The way I understand your question, you want to find boxes that enclose clouds of data points.
You define your granularity criterion as the number of boxes used to describe your data set.
I think what you are looking for is agglomerative hierarchical clustering. The algorithm is quite straight forward. Let n be the number of data points you have in the set. Basically, the algorithm starts by considering n groups, each one being populated by a single point. Then, it is an iterative process :
- Merge the two closest groups according to a distance criterion
- Since the groups set has changed, update the distances between the groups
- Back to the merge step until either you reached a specific number of clusters or a specific distance threshold
You can also build the dendogram. It is a tree-like structure that will store the history of all the merging process, allowing you to retrieve any level of granularity between 1 cluster and n clusters.
There is a set of functions in Scipy that are dedicated to this algorithm. It is covered by the question Tutorial for scipy.cluster.hierarchy.
Getting the clusters is the first step, now you can build your boxes. Lets cover this in a so-called mathematical point of view. Let C be a cluster and P1, ... Pn the points of the cluster.

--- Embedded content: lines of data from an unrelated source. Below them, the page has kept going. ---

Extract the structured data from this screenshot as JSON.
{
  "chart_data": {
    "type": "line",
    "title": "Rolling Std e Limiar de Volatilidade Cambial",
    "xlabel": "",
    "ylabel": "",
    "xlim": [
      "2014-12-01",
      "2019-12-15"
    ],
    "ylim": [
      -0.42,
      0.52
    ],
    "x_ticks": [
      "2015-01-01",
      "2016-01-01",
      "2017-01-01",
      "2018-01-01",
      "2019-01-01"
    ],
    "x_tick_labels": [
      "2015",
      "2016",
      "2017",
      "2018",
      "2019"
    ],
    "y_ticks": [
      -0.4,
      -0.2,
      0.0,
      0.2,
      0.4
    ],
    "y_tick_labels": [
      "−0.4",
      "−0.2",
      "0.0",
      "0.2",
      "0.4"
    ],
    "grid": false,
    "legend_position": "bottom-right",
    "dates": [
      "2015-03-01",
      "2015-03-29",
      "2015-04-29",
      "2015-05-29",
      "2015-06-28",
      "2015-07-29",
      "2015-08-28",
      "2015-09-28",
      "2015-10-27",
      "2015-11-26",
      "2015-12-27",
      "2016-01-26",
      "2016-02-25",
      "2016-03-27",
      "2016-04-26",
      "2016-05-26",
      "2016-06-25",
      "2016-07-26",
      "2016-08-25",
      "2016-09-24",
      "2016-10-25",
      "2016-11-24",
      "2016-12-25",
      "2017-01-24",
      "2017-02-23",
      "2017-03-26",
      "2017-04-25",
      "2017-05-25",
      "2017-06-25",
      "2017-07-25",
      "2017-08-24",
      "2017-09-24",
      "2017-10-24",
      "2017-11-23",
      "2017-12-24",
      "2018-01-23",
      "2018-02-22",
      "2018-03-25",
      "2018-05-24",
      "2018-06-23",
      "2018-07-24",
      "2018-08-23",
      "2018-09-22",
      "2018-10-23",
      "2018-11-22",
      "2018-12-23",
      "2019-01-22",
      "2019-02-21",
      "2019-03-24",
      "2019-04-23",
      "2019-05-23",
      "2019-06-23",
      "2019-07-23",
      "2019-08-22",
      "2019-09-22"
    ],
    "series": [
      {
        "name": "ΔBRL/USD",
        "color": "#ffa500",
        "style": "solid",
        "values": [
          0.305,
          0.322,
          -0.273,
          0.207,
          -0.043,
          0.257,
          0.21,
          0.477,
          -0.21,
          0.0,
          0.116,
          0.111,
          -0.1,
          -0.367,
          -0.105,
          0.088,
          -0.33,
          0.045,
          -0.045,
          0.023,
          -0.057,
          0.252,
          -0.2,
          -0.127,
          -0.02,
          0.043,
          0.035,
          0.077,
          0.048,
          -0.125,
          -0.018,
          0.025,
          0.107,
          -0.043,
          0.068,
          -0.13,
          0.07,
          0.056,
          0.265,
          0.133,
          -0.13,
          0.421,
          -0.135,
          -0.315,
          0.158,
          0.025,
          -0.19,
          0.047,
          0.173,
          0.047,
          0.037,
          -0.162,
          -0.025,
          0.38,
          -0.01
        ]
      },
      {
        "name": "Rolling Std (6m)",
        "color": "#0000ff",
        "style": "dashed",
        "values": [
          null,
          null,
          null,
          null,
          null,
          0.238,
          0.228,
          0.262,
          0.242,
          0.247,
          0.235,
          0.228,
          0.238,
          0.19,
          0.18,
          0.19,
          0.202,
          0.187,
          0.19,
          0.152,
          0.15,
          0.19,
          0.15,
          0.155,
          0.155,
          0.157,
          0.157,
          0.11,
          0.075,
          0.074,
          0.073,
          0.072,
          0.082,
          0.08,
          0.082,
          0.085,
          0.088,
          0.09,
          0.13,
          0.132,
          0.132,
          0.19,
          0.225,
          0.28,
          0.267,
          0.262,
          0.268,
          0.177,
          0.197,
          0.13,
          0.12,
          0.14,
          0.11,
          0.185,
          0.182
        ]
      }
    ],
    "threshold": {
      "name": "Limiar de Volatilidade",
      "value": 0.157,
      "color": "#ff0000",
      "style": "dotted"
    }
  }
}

If a rectangular box is fine, then it can be defined by the two points of coordinates (xmin, ymin) and (xmax, ymax), with :
- xmin = min (P.x P ∈ C)
- ymin = min (P.y P ∈ C )
- xmax = max (P.x P ∈ C )
- xmax = max (P.y P ∈ C )
EDIT :
This way of building the boxes is the dumbest possible. If you want something that really fits, you'll have to look on building the convex hull of each cluster.